Pero sucede que países faltos de nuestra antiquísima tradición académica —como son Corea, Singapur o Arabia Saudí— tienen a alguna de sus universidades entre las 200 primeras del mundo (ranking de Shanghái, 2013). España, ni una. Aunque podemos celebrar que Brasil, México y Argentina, donde fundamos estas instituciones hace siglos, cuenten al menos con una en ese grupo. Sin entrar a explicar por qué nuestras escuelas de negocios, que no son instituciones oficiales, sobresalen en todos los rankings (The Economist, FT o Forbes).
Desde hace más de 100 años, 681 científicos han sido distinguidos con un Nobel de Medicina, Química, Física o Economía, o una Medalla Fields (el Nobel de Matemáticas). Solo un español ha conseguido tal galardón, Cajal. En cambio, Argentina ha logrado dos y medio (Houssay, Leloir y Milstein, éste tenía doble nacionalidad cuando recibió el reconocimiento); entre los egresados de la Escuela Normal Superior de París, esa isla del sistema universitario francés, se contabilizan 12 ganadores de un Nobel y 10 de una Medalla Fields (en total se han otorgado 53); por la Politécnica de Zúrich (fundada en 1885) han pasado 21 laureados y por el Caltech (fundado en 1891) otros 31. Ejemplos que sirven para recordar que el llamado efecto Mateo es implacable —“porque al que tiene se le dará más y tendrá en abundancia, pero al que no tiene se le quitará aun lo que tiene” (M:13,12)— y que, infelizmente, no pertenecemos al grupo de la abundancia.
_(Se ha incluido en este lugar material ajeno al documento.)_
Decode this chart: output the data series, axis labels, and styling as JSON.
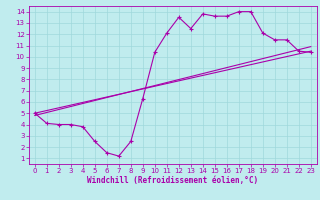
{
  "xlabel": "Windchill (Refroidissement éolien,°C)",
  "background_color": "#c0ecee",
  "line_color": "#aa00aa",
  "grid_color": "#a0d8dc",
  "xlim": [
    -0.5,
    23.5
  ],
  "ylim": [
    0.5,
    14.5
  ],
  "xticks": [
    0,
    1,
    2,
    3,
    4,
    5,
    6,
    7,
    8,
    9,
    10,
    11,
    12,
    13,
    14,
    15,
    16,
    17,
    18,
    19,
    20,
    21,
    22,
    23
  ],
  "yticks": [
    1,
    2,
    3,
    4,
    5,
    6,
    7,
    8,
    9,
    10,
    11,
    12,
    13,
    14
  ],
  "line1_x": [
    0,
    1,
    2,
    3,
    4,
    5,
    6,
    7,
    8,
    9,
    10,
    11,
    12,
    13,
    14,
    15,
    16,
    17,
    18,
    19,
    20,
    21,
    22,
    23
  ],
  "line1_y": [
    5.0,
    4.1,
    4.0,
    4.0,
    3.8,
    2.5,
    1.5,
    1.2,
    2.5,
    6.3,
    10.4,
    12.1,
    13.5,
    12.5,
    13.8,
    13.6,
    13.6,
    14.0,
    14.0,
    12.1,
    11.5,
    11.5,
    10.5,
    10.4
  ],
  "line2_x": [
    0,
    23
  ],
  "line2_y": [
    5.0,
    10.5
  ],
  "line3_x": [
    0,
    23
  ],
  "line3_y": [
    4.8,
    10.9
  ],
  "xlabel_fontsize": 5.5,
  "tick_fontsize": 5.0
}
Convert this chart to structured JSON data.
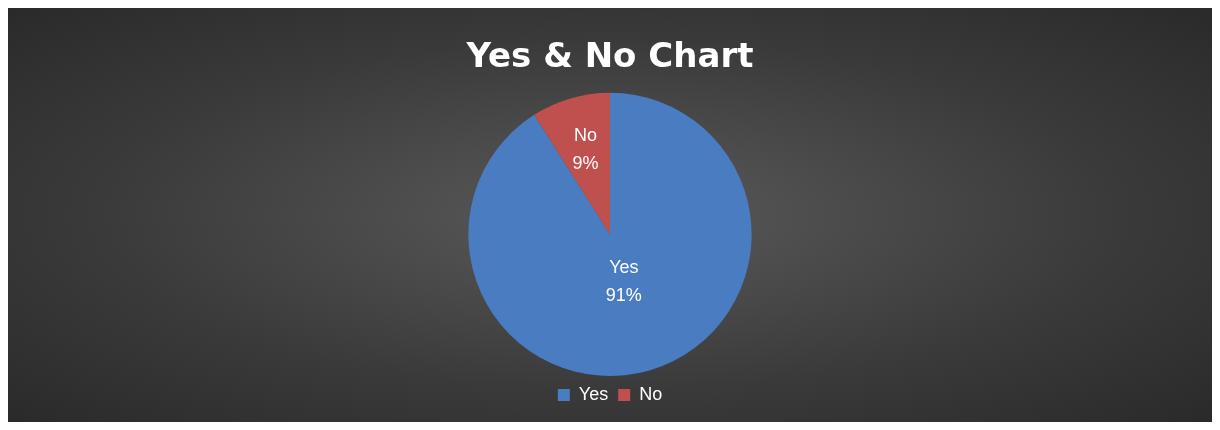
{
  "chart_data": {
    "type": "pie",
    "title": "Yes & No Chart",
    "categories": [
      "Yes",
      "No"
    ],
    "values": [
      91,
      9
    ],
    "colors": [
      "#4a7cc1",
      "#c0504d"
    ],
    "value_labels": [
      "91%",
      "9%"
    ],
    "legend": "bottom"
  }
}
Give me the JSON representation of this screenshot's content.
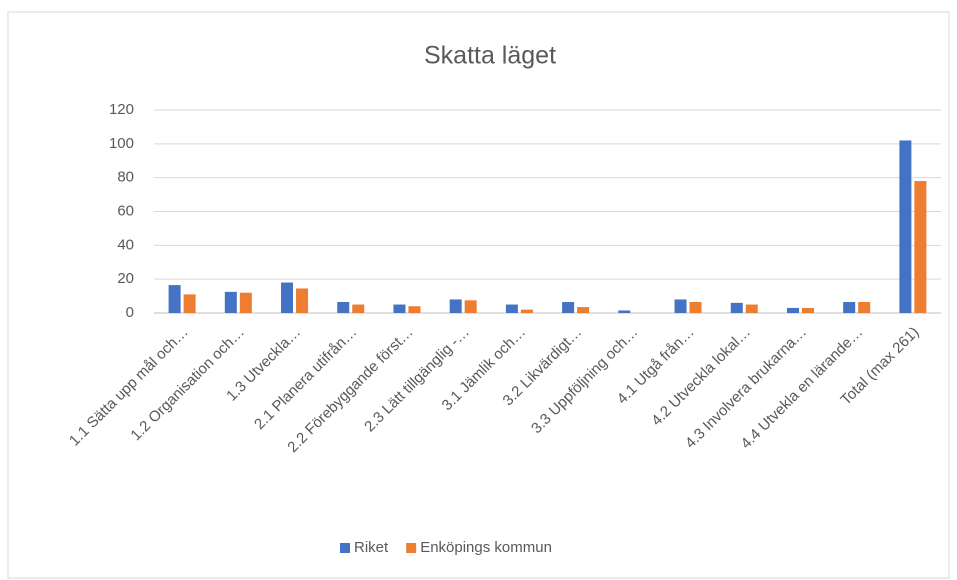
{
  "chart_data": {
    "type": "bar",
    "title": "Skatta läget",
    "categories": [
      "1.1 Sätta upp mål och…",
      "1.2 Organisation och…",
      "1.3 Utveckla…",
      "2.1 Planera utifrån…",
      "2.2 Förebyggande först…",
      "2.3 Lätt tillgänglig -…",
      "3.1 Jämlik och…",
      "3.2 Likvärdigt…",
      "3.3 Uppföljning och…",
      "4.1 Utgå från…",
      "4.2 Utveckla lokal…",
      "4.3 Involvera brukarna…",
      "4.4 Utvekla en lärande…",
      "Total (max 261)"
    ],
    "series": [
      {
        "name": "Riket",
        "color": "#4472c4",
        "values": [
          16.5,
          12.5,
          18,
          6.5,
          5,
          8,
          5,
          6.5,
          1.5,
          8,
          6,
          3,
          6.5,
          102
        ]
      },
      {
        "name": "Enköpings kommun",
        "color": "#ed7d31",
        "values": [
          11,
          12,
          14.5,
          5,
          4,
          7.5,
          2,
          3.5,
          0,
          6.5,
          5,
          3,
          6.5,
          78
        ]
      }
    ],
    "ylim": [
      0,
      120
    ],
    "yticks": [
      0,
      20,
      40,
      60,
      80,
      100,
      120
    ],
    "grid": true,
    "legend": "bottom"
  }
}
Y la mala noticia para el final. Si alguno de esos 680 galardonados hubiera pretendido una plaza en nuestra universidad, su peculiar forma de gobernanza lo hubiera impedido. La misma que, por ejemplo, le impide al doctor Pérez, tras 30 años de experiencia política en primera fila, regresar como profesor a una facultad de Políticas o Sociología, en vez de la farsa (legal) que supone su vuelta a la de Químicas. Pero cambiar esto significaría traicionar el castizo e inspirador lema que alienta a todo el sistema educativo español: ¡defendella y no enmendalla!